SPB Software's most popular solution, the SPB Shell 3D, has been described by The New York Times as an application that makes for a much more user-friendly phone. SPB Shell 3D utilizes SPB Software's SPB UI Engine, a cross-platform modular plugin for building hyper-realistic 3D interfaces on a variety of devices. The SPB UI Engine is written in native C++. SPB also develops software running on Android, iOS, Symbian, Bada, BlackBerry, Maemo, MeeGo, webOS, Windows Phone 7, and the Windows Mobile operating systems.

==History==

===Formation===
Formed in Saint Petersburg, Russia, in 1999, the company was named SPB Software House, but removed the word "House" in 2008. The company released its first mobile application in 2001 and went on to win the Pocket PC Developer Of The Year Award 2003 by Handango. The company subsequently won the same award from Handango in 2006, 2007, and 2009. SPB Software went on to develop mobile apps for a variety of platforms and expanded its title lineup to include games, utility apps and mobile OS shells. SPB Software is now developing apps for all of the major mobile phone manufacturers. SPB Software also works with phone makers and mobile operators in various countries to develop customized versions of its software and optimized applications for particular devices.

===Acquisition===
On November 28, 2011, Bloomberg Businessweek reported that Yandex NV, operator of Russia’s most popular Internet search engine, acquired SPB Software "to expand mobile products and the use of its search capabilities on mobile devices." The CEO of SPB Software, Sebastian-Justus Schmidt, was appointed as EVP Mobile and General Manager by Yandex.

==Products==

===Games===
SPB Software has released an assortment of games for smartphones and mobile devices.
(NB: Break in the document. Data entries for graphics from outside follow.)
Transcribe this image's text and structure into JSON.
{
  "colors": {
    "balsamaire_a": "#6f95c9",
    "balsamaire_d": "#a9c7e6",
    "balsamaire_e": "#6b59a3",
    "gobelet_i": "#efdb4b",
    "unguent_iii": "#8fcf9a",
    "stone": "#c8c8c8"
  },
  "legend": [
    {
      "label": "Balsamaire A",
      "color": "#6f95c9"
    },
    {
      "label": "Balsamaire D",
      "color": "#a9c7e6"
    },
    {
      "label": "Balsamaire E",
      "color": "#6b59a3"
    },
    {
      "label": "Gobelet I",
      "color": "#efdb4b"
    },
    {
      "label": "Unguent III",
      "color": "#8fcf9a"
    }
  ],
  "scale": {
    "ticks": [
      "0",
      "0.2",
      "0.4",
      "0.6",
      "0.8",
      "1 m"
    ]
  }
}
SPB Brain Evolution was named the bestselling Windows Mobile game of 2008 and as the Best Casual Game of 2009 by the online mobile software store Handango.

==Headquarters==
SPB Software's development headquarters are located in Saint-Petersburg, Russia. Financial Headquarters are located in Hong Kong. The firm also has offices in USA, Brazil, Taiwan, and Thailand.